Elle comprenait maintenant qu'elle se trouvait au centre d'un inextricable écheveau d'intérêts qui allaient bien plus loin que sa jolie personne. De grands personnages, par l'entremise de ses amis de chaque jour, réclamaient son aide. C'était la reine de Sicile, par Odette et frère Étienne, la duchesse Marguerite, par la voix d'Ermengarde... et chacune parlait de devoir, de mission respectable qui, au fond, se ramenaient toutes deux à la même chose
: faire cesser la haine entre Philippe et le roi Charles.
L'arrivée de l'oncle Mathieu, qui accourait annoncer le dîner, la dispensa de répondre. Durant tout le repas auquel elle fit honneur avec son magnifique appétit habituel, Ermengarde s'abstint de parler politique. Par contre, elle fit l'admiration de Mathieu par ses connaissances en matière de commerce. Quand elle fut sur le point de partir, ce fut à qui la prierait de revenir bientôt.
— C'est selon..., fit-elle avec un coup d'œil significatif vers Catherine.
Celle-ci se contenta de sourire.
— Je vous promets de réfléchir, Ermengarde.
Et, comme frère Étienne, la comtesse fut bien obligée de se satisfaire de cette demi-promesse. Mais, après son départ, Catherine resta songeuse. Les paroles d'Ermengarde, avec leur positivisme un peu brutal, traçaient en elle leur chemin. Elles conseillaient d'accepter l'amour de Philippe et, dans ce soir d'automne, si doux et si doré, qui tombait sur elle, Catherine se révoltait moins que d'habitude contre cette idée.
Pour être plus seule avec ses pensées, elle retourna au jardin. C'était, de tout le domaine, son refuge, son coin préféré. Avec sa vigne et ses bordures sages, il n'avait rien d'extraordinaire, mais le cadre de campagne qui l'entourait lui conférait un charme profond. Près des murs relativement bas qui le séparaient du vignoble, de grands pins noirs l'abritaient sur un côté et des buissons de roses, poussés un peu à la diable, l'habillaient d'une grâce un peu sauvage. La jeune femme erra un moment près des pins où la fin du jour faisait les ombres plus denses. Sa robe balayait avec un bruit doux les premières feuilles tombées. Tête penchée, elle se dirigea vers le grand puits rond, datant des Romains à ce que l'on disait, qui tenait le milieu de l'enclos, et s'y appuya. L'exceptionnelle douceur de ce crépuscule apportait un apaisement aux profondeurs bouleversées de son être. Détendue, presque souriante, elle laissa son regard errer au-delà des murs... et soudain tressaillit
: à la lisière des pierres brutes, elle venait de voir passer une plume noire qui ne pouvait appartenir qu'à une coiffure d'homme. La plume longea le mur, revint sur ses pas. Assise sur la margelle du puits et tapie contre le chèvrefeuille défleuri qui enlaçait le couronnement de fer forgé, Catherine retenait son souffle, observant ces étranges évolutions. La plume s'arrêta, parut monter. Un chaperon gris apparut, puis un front, puis deux yeux dont Catherine ne put distinguer la couleur dans la lumière pauvre. Le visiteur inconnu inspecta soigneusement le jardin sans se montrer davantage. Il ne vit pas la jeune femme que le .chèvrefeuille cachait complètement. Puis la tête redescendit. Seule la plume demeura visible, glissant rapidement le long du mur.

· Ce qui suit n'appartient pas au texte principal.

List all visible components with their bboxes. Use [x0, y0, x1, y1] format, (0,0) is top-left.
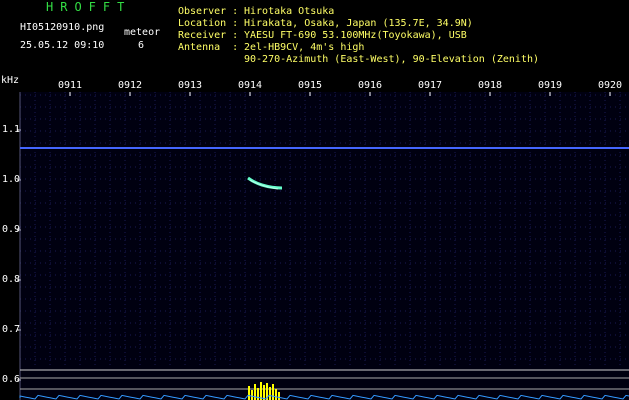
- level-bar: [260, 382, 262, 400]
- level-bar: [257, 388, 259, 400]
- level-bar: [272, 384, 274, 400]
- level-bar: [275, 389, 277, 400]
- level-bar: [263, 385, 265, 400]
- hrofft-window: HROFFT HI05120910.png meteor 25.05.12 09…: [0, 0, 629, 400]
- spectrogram-background: [20, 92, 629, 400]
- spectrogram-plot: [17, 92, 629, 400]
- level-bar: [248, 386, 250, 400]
- level-bar: [254, 384, 256, 400]
- level-bar: [278, 392, 280, 400]
- level-bar: [251, 390, 253, 400]
- level-bar: [269, 387, 271, 400]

Catherine, alors, quitta sa cachette, se précipita sur le mur, l'escalada sans peine. Certaines pierres, sous l'action des plantes grimpantes, s'en détachaient. Mais, quand elle parvint au faîte, elle vit seulement une silhouette masculine, enveloppée d'un manteau sombre, qui s'éloignait rapidement vers un bouquet d'arbres sous lequel un cheval attendait. Le curieux sauta en selle, piqua des deux sans se retourner vers la maison de Mathieu Gautherin et partit au galop en direction de Dijon.
Lorsqu'il eut disparut, Catherine resta un moment assise au sommet de son mur, réfléchissant. Ce visiteur prudent devait appartenir encore à la troupe de Jacques de Roussay. Le jeune capitaine des gardes, sans aucun doute sur l'ordre de son maître, continuait à la faire surveiller. On n'avait, décidément, aucune confiance en elle, en haut lieu, car cet espionnage à domicile ne pouvait venir de Garin. Elle avait reçu de lui, le matin même, une lettre brève et impersonnelle dans laquelle son époux l'informait de la date exacte du mariage princier, dans les derniers jours d'octobre, et lui annonçait qu'en son absence, il s'était permis de faire confectionner pour elle les toilettes qu'il jugeait utiles pour la circonstance. Dame Gauberte avait ses mesures, connaissait ses goûts, elle saurait travailler presque aussi bien qu'en la présence de Catherine... En résumé, une lettre fort calme et fort incolore dans laquelle rien n'indiquait que Garin vît dans l'absence de sa femme autre chose qu'une visite à sa famille. Non, Garin n'était pour rien dans la visite de ce soir...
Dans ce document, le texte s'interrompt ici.